* Nabi to get $40 mln upfront, total potential of $500 mln
* Deal expected to complete in Q1, 2010
* Nabi shares jump 26 pct (Adds details, share movement)
Nov 16 (Reuters) - Nabi Biopharmaceuticals NABI.O and a unit of GlaxoSmithKline Plc (GSK.L) signed a licensing agreement for Nabi’s experimental vaccine to treat nicotine addiction and the prevention of smoking relapse, the companies said, sending Nabi shares up 26 percent.
Nabi will get $40 million upfront and is eligible to get more than $500 million in option fees and milestones for the vaccine, NicVAX, and follow-on nicotine vaccines, the companies said in a statement.
In return, the British drugmaker will get an option to exclusively in-licence NicVAX on a worldwide basis and a licence to develop follow-on nicotine vaccines.
Nabi will be responsible for the first of two NicVAX late-stage trials, and upon successful completion GlaxoSmithKline Biologicals SA could take responsibility for further development of the vaccine.
The companies expect to complete the deal in the first quarter of 2010.
The vaccine, which received a $10 million grant from the National Institute on Drug Abuse in October, is designed to stimulate the immune system to produce antibodies that bind to nicotine.
In August, Nabi had agreed to the sell PentaStaph, its experimental vaccine for staph infections and related assets, to GlaxoSmithKline for up to $46 million.

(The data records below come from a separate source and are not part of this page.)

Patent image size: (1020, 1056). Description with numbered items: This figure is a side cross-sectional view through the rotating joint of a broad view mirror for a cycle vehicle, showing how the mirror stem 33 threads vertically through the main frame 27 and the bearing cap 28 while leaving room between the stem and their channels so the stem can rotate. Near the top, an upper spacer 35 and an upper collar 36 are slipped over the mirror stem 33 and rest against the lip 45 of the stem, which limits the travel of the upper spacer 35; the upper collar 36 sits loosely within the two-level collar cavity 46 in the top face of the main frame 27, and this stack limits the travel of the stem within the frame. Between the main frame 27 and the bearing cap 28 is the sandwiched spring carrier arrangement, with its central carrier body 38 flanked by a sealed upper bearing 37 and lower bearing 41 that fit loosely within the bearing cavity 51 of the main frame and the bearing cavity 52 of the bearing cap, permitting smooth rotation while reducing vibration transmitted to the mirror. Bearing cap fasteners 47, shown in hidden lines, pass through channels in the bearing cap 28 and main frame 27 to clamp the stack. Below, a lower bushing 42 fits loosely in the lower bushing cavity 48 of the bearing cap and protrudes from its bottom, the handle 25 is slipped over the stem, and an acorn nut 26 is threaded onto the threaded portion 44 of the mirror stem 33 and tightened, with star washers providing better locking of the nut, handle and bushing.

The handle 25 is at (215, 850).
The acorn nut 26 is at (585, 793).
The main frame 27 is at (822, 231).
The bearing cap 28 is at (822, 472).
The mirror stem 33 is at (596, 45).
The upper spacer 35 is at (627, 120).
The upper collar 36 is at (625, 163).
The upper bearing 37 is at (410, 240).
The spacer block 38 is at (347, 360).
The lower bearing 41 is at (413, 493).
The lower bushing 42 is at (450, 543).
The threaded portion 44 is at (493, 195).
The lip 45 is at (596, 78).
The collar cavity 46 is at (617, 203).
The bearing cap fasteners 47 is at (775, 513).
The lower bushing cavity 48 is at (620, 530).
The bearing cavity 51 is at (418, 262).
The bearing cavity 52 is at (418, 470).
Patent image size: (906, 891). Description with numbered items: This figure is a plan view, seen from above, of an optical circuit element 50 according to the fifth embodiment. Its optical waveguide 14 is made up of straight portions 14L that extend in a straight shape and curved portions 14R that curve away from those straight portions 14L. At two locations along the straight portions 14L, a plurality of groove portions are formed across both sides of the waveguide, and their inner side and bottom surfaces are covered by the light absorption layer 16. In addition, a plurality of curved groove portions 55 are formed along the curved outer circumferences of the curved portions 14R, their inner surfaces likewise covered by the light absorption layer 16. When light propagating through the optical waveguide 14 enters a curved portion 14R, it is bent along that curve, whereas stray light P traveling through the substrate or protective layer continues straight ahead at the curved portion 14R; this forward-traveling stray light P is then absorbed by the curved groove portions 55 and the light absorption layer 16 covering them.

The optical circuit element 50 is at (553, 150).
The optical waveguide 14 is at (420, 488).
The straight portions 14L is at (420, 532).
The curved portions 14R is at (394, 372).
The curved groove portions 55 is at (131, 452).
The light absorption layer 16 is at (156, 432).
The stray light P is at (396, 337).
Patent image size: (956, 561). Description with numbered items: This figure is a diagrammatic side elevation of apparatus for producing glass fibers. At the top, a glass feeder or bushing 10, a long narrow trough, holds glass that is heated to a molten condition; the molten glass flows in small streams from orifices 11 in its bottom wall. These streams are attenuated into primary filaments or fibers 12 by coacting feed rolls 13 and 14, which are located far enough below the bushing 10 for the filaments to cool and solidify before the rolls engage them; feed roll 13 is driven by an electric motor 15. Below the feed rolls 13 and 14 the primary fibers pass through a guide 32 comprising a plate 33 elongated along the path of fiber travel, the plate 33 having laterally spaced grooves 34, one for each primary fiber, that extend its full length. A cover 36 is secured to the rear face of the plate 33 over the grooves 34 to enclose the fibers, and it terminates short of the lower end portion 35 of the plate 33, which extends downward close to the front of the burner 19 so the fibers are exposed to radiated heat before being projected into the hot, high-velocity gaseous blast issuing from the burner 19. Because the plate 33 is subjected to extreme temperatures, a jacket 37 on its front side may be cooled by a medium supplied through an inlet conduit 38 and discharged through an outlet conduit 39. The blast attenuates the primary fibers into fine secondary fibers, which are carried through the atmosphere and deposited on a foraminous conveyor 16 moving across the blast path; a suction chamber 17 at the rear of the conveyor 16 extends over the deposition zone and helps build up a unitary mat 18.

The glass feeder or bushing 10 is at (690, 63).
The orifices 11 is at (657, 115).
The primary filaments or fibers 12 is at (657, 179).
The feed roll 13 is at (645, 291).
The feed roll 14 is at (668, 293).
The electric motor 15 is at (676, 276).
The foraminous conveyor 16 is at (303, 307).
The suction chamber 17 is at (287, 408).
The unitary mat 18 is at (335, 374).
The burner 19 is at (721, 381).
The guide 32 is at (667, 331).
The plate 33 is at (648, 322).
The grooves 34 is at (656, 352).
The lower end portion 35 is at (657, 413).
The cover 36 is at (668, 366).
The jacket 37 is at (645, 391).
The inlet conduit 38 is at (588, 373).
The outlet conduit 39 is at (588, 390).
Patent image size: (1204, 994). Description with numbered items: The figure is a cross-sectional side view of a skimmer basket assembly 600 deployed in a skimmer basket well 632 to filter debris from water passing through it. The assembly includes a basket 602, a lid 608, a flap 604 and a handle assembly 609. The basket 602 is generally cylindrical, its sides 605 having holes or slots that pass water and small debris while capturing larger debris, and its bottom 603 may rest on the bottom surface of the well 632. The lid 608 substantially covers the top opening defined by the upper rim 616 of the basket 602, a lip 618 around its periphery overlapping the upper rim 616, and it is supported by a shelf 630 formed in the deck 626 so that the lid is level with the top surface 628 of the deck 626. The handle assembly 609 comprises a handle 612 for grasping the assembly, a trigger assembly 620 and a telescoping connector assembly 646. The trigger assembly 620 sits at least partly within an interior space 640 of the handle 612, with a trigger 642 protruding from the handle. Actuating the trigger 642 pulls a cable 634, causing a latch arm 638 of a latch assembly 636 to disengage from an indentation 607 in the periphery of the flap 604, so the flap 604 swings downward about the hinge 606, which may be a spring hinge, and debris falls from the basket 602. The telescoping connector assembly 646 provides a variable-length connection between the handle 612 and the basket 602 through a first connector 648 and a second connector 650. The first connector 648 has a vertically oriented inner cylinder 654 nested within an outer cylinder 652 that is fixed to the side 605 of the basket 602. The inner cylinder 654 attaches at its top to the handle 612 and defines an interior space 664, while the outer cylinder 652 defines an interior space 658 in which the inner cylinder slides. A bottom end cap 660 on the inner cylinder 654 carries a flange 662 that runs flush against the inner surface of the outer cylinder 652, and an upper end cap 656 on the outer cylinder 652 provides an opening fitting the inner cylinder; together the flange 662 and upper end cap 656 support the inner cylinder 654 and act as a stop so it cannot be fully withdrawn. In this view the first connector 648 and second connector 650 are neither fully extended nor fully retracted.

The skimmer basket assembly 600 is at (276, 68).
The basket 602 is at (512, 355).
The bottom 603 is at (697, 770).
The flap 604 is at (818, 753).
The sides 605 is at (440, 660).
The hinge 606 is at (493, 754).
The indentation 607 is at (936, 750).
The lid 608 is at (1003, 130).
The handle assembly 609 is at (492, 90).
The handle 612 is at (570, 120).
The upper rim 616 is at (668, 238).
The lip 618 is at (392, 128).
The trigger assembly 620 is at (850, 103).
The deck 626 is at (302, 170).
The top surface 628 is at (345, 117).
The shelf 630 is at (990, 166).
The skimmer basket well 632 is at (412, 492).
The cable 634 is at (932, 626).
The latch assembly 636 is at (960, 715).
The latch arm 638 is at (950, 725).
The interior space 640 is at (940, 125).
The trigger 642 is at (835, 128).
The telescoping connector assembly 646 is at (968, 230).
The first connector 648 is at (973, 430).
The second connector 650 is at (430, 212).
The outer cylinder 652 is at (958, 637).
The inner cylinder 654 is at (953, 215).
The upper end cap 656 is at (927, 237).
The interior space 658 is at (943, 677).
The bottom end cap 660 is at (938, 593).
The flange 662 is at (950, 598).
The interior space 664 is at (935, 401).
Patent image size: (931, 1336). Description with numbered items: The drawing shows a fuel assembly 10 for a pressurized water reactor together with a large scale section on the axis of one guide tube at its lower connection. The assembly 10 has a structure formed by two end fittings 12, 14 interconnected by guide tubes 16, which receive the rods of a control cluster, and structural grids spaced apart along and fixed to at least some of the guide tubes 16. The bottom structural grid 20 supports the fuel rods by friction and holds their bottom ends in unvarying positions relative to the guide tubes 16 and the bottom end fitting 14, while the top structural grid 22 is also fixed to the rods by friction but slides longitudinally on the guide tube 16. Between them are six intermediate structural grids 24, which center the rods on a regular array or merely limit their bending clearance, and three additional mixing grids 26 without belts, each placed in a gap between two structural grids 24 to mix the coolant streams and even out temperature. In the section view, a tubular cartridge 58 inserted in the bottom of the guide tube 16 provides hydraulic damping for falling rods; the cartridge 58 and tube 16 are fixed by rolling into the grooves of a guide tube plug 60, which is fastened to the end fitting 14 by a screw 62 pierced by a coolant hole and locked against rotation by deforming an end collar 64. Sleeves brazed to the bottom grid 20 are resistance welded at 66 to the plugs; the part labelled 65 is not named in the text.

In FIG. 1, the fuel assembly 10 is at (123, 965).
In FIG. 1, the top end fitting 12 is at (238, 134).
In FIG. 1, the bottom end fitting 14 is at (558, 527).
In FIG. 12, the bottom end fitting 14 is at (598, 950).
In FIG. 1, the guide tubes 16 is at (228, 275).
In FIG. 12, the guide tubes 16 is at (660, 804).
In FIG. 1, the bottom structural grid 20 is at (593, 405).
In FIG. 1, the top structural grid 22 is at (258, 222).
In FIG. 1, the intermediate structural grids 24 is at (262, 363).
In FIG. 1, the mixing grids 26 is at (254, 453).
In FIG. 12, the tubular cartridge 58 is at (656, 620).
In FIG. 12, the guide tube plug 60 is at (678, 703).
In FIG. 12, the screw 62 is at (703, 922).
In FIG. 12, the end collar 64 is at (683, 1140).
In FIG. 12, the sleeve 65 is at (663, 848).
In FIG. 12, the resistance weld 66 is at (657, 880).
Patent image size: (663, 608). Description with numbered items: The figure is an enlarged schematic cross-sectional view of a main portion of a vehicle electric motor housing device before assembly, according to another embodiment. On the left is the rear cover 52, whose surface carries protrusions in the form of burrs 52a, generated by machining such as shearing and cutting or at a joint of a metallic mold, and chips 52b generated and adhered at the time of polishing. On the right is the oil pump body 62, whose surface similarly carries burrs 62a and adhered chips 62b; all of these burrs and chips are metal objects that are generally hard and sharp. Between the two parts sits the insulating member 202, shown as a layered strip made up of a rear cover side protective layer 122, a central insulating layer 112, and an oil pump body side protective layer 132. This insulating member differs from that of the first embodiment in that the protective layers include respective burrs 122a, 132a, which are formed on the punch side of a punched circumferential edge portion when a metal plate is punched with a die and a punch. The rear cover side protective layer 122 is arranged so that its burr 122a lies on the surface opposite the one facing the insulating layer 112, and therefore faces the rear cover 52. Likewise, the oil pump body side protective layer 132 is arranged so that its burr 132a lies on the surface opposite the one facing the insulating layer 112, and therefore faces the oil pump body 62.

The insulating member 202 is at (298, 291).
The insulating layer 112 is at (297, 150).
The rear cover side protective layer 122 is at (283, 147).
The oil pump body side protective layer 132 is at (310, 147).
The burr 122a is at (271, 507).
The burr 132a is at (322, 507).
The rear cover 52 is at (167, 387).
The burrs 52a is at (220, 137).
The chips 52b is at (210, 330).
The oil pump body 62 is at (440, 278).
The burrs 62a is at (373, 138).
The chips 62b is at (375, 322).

The global market for smoking cessation is expected to reach $4.6 billion by 2016, and vaccines could account for $2 billion in sales, according to independent market research firm Datamonitor.
In October, a similar anti-smoking vaccine by Cytos Biotechnology CYTN.S and Swiss drugmaker Novartis NOVN.VX missed its main goal in a mid-stage study, leading some analysts to question whether it can make it to the market.
Nabi shares rose 26 percent to $4.50 in morning trade Monday on Nasdaq. Glaxo shares were down 4 pence at 1247 pence by 1434 GMT on the London Stock Exchange.